Il faudra que vous m’expliquiez l’intérêt de relayer dans votre article cette image dramatique et insoutenable de Jeff Bauman. Je suis bien persuadé que ce n’est pas ce malchanceux seul qui a fait arrêter les suspects. La victimisation et la fabrication de héros peuvent aboutir à de multiples formes perverses, et selon moi votre argumentation n’avait pas besoin de cette image choc.

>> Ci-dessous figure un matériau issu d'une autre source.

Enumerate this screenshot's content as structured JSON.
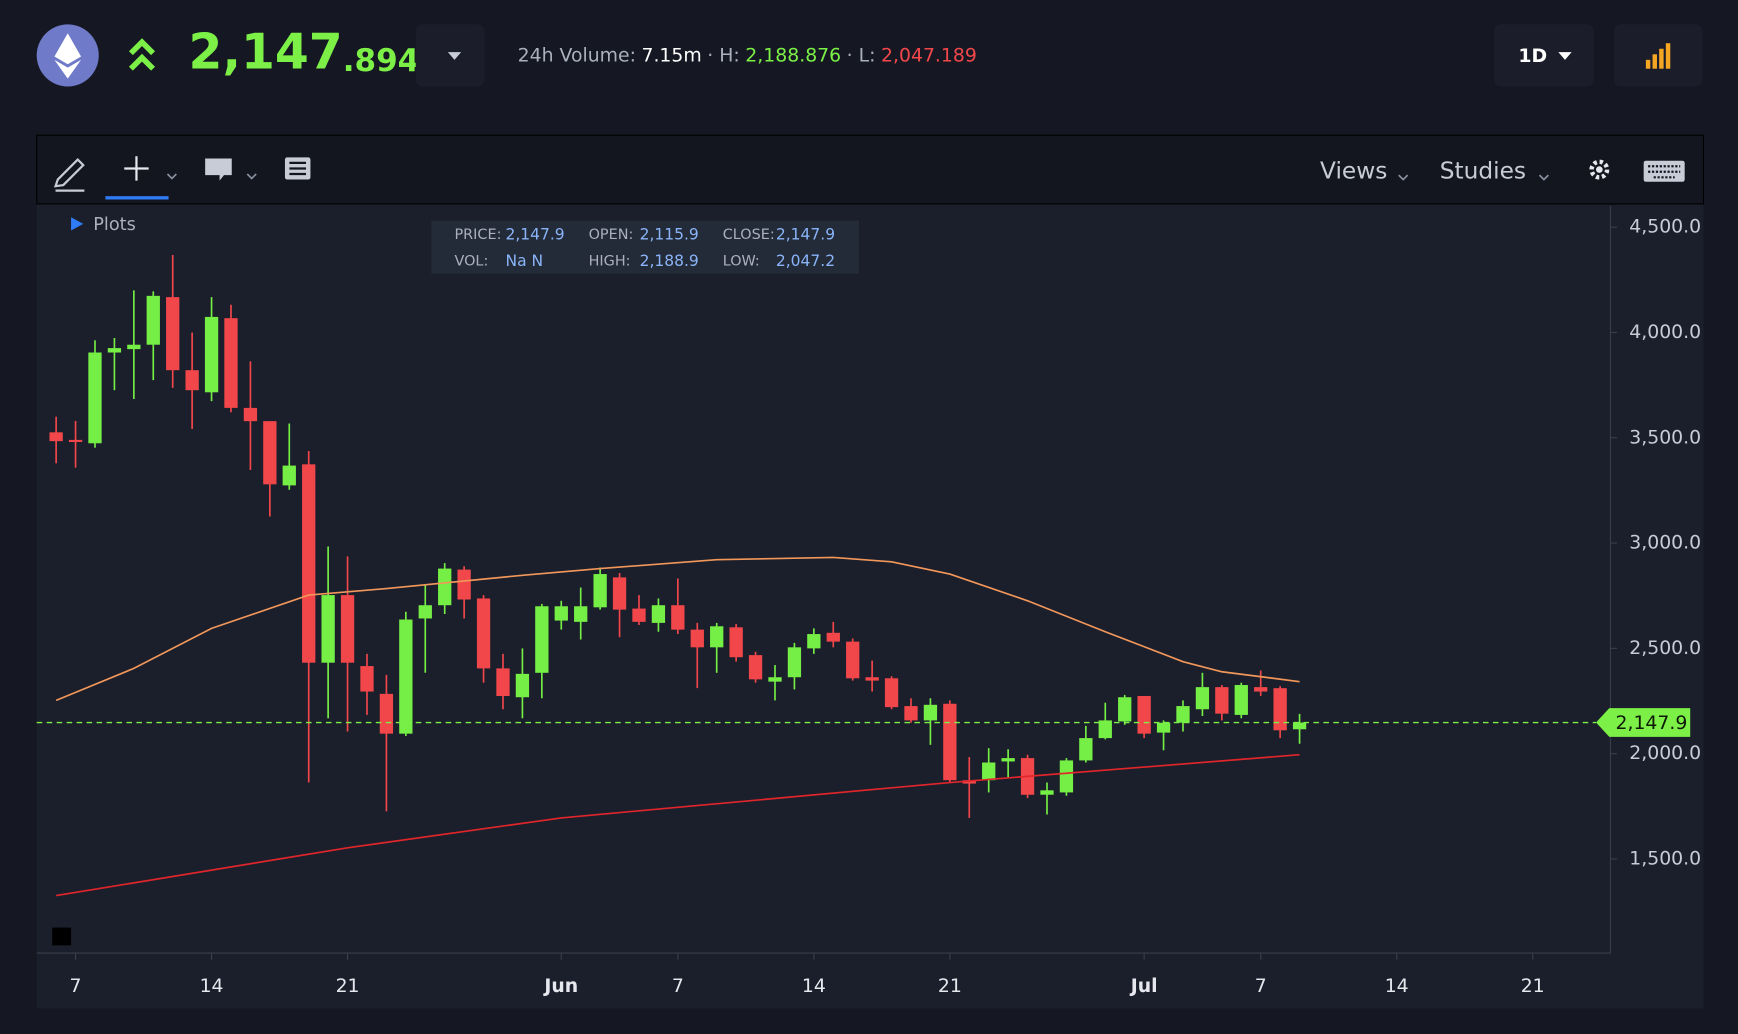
{
  "header": {
    "price": {
      "whole": "2,147",
      "fraction": ".894"
    },
    "volume_label": "24h Volume:",
    "volume": "7.15m",
    "high_label": "· H:",
    "high": "2,188.876",
    "low_label": "· L:",
    "low": "2,047.189",
    "interval": "1D"
  },
  "toolbar": {
    "views": "Views",
    "studies": "Studies"
  },
  "plots_label": "Plots",
  "tooltip": [
    {
      "label": "PRICE:",
      "value": "2,147.9"
    },
    {
      "label": "OPEN:",
      "value": "2,115.9"
    },
    {
      "label": "CLOSE:",
      "value": "2,147.9"
    },
    {
      "label": "VOL:",
      "value": "Na N"
    },
    {
      "label": "HIGH:",
      "value": "2,188.9"
    },
    {
      "label": "LOW:",
      "value": "2,047.2"
    }
  ],
  "chart_data": {
    "type": "candlestick",
    "x": [
      "05-06",
      "05-07",
      "05-08",
      "05-09",
      "05-10",
      "05-11",
      "05-12",
      "05-13",
      "05-14",
      "05-15",
      "05-16",
      "05-17",
      "05-18",
      "05-19",
      "05-20",
      "05-21",
      "05-22",
      "05-23",
      "05-24",
      "05-25",
      "05-26",
      "05-27",
      "05-28",
      "05-29",
      "05-30",
      "05-31",
      "06-01",
      "06-02",
      "06-03",
      "06-04",
      "06-05",
      "06-06",
      "06-07",
      "06-08",
      "06-09",
      "06-10",
      "06-11",
      "06-12",
      "06-13",
      "06-14",
      "06-15",
      "06-16",
      "06-17",
      "06-18",
      "06-19",
      "06-20",
      "06-21",
      "06-22",
      "06-23",
      "06-24",
      "06-25",
      "06-26",
      "06-27",
      "06-28",
      "06-29",
      "06-30",
      "07-01",
      "07-02",
      "07-03",
      "07-04",
      "07-05",
      "07-06",
      "07-07",
      "07-08",
      "07-09"
    ],
    "open": [
      3526,
      3490,
      3474,
      3905,
      3921,
      3942,
      4168,
      3821,
      3716,
      4068,
      3642,
      3579,
      3274,
      3374,
      2432,
      2753,
      2416,
      2284,
      2095,
      2642,
      2705,
      2874,
      2737,
      2405,
      2268,
      2384,
      2632,
      2626,
      2695,
      2837,
      2689,
      2621,
      2705,
      2589,
      2505,
      2600,
      2468,
      2342,
      2363,
      2500,
      2574,
      2532,
      2363,
      2358,
      2226,
      2158,
      2237,
      1874,
      1874,
      1963,
      1979,
      1805,
      1816,
      1968,
      2074,
      2153,
      2274,
      2100,
      2147,
      2211,
      2316,
      2184,
      2316,
      2311,
      2115.9
    ],
    "high": [
      3600,
      3580,
      3963,
      3974,
      4200,
      4195,
      4368,
      4000,
      4168,
      4132,
      3863,
      3579,
      3568,
      3437,
      2984,
      2937,
      2474,
      2374,
      2674,
      2800,
      2905,
      2890,
      2753,
      2474,
      2500,
      2711,
      2726,
      2789,
      2884,
      2858,
      2753,
      2737,
      2832,
      2621,
      2621,
      2616,
      2484,
      2421,
      2526,
      2595,
      2626,
      2547,
      2442,
      2368,
      2263,
      2263,
      2253,
      1984,
      2026,
      2021,
      1995,
      1863,
      1979,
      2132,
      2242,
      2279,
      2274,
      2158,
      2253,
      2384,
      2326,
      2337,
      2395,
      2321,
      2188.9
    ],
    "low": [
      3379,
      3358,
      3453,
      3726,
      3684,
      3774,
      3737,
      3542,
      3674,
      3621,
      3347,
      3126,
      3253,
      1863,
      2168,
      2105,
      2184,
      1726,
      2084,
      2384,
      2663,
      2642,
      2337,
      2211,
      2168,
      2263,
      2589,
      2542,
      2684,
      2553,
      2611,
      2579,
      2568,
      2311,
      2384,
      2437,
      2337,
      2253,
      2305,
      2474,
      2505,
      2347,
      2295,
      2211,
      2147,
      2042,
      1863,
      1695,
      1816,
      1884,
      1789,
      1711,
      1800,
      1958,
      2068,
      2137,
      2074,
      2016,
      2105,
      2179,
      2158,
      2168,
      2274,
      2074,
      2047.2
    ],
    "close": [
      3484,
      3480,
      3905,
      3926,
      3942,
      4174,
      3821,
      3726,
      4074,
      3642,
      3579,
      3279,
      3368,
      2432,
      2753,
      2432,
      2295,
      2095,
      2637,
      2705,
      2879,
      2732,
      2405,
      2274,
      2379,
      2700,
      2700,
      2700,
      2853,
      2684,
      2626,
      2705,
      2589,
      2505,
      2605,
      2458,
      2353,
      2363,
      2505,
      2568,
      2532,
      2358,
      2347,
      2221,
      2158,
      2232,
      1874,
      1858,
      1958,
      1979,
      1805,
      1826,
      1968,
      2074,
      2158,
      2268,
      2095,
      2147,
      2226,
      2316,
      2190,
      2326,
      2295,
      2111,
      2147.9
    ],
    "up_color": "#75ee45",
    "down_color": "#f2474a",
    "lines": [
      {
        "color": "#f2975a",
        "x": [
          "05-06",
          "05-10",
          "05-14",
          "05-19",
          "05-23",
          "05-30",
          "06-03",
          "06-09",
          "06-15",
          "06-18",
          "06-21",
          "06-25",
          "06-29",
          "07-03",
          "07-05",
          "07-09"
        ],
        "values": [
          2253,
          2405,
          2595,
          2753,
          2784,
          2847,
          2879,
          2921,
          2932,
          2911,
          2853,
          2726,
          2579,
          2437,
          2389,
          2342
        ]
      },
      {
        "color": "#e0262a",
        "x": [
          "05-06",
          "05-21",
          "06-01",
          "06-21",
          "07-09"
        ],
        "values": [
          1326,
          1553,
          1695,
          1863,
          1995
        ]
      }
    ],
    "price_line": {
      "value": 2147.9,
      "label": "2,147.9"
    },
    "price_line_color": "#7cf046",
    "xlim": [
      "05-05",
      "07-25"
    ],
    "xticks": [
      {
        "value": "05-07",
        "label": "7"
      },
      {
        "value": "05-14",
        "label": "14"
      },
      {
        "value": "05-21",
        "label": "21"
      },
      {
        "value": "06-01",
        "label": "Jun"
      },
      {
        "value": "06-07",
        "label": "7"
      },
      {
        "value": "06-14",
        "label": "14"
      },
      {
        "value": "06-21",
        "label": "21"
      },
      {
        "value": "07-01",
        "label": "Jul"
      },
      {
        "value": "07-07",
        "label": "7"
      },
      {
        "value": "07-14",
        "label": "14"
      },
      {
        "value": "07-21",
        "label": "21"
      }
    ],
    "ylim": [
      1053,
      4579
    ],
    "yticks": [
      {
        "value": 1500,
        "label": "1,500.0"
      },
      {
        "value": 2000,
        "label": "2,000.0"
      },
      {
        "value": 2500,
        "label": "2,500.0"
      },
      {
        "value": 3000,
        "label": "3,000.0"
      },
      {
        "value": 3500,
        "label": "3,500.0"
      },
      {
        "value": 4000,
        "label": "4,000.0"
      },
      {
        "value": 4500,
        "label": "4,500.0"
      }
    ],
    "grid": false
  }
}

C’était un attentat, pensez-vous que vos lecteurs (sur votre blog d’expert) ne soient pas suffisamment sensibles pour se rendre compte de l’horreur que cela implique?

Cher Riphifhy,
L’intérêt de présenter cette image n’est pas, comme vous le supposez, de faire comprendre l’horreur d’un attentat terroriste – qui est évidente – mais d’illustrer la puissance émotionnelle de ce cliché qui a fait de Jeff Bauman un héros outre-Atlantique.
Par ailleurs, comme indiqué dans mon article, Jeff Bauman n’a pas fait arrêter à lui seul les coupables présumés mais a aidé les policiers à ce faire.
Xophe

Bonjour,
En illustrant la puissance émotionnelle de ce cliché, votre message est selon moi atténué : le trop plein d’émotion représenté ici aboutit pour ma part à une mise à distance totale du message intial. Je venais prendre une leçon médiatique, pas une leçon d’anatomie.
Cordialement.

Désolé que cela vous ait perturbé mais, en l’occurrence, la “leçon médiatique” allait de pair avec la “leçon d’anatomie”.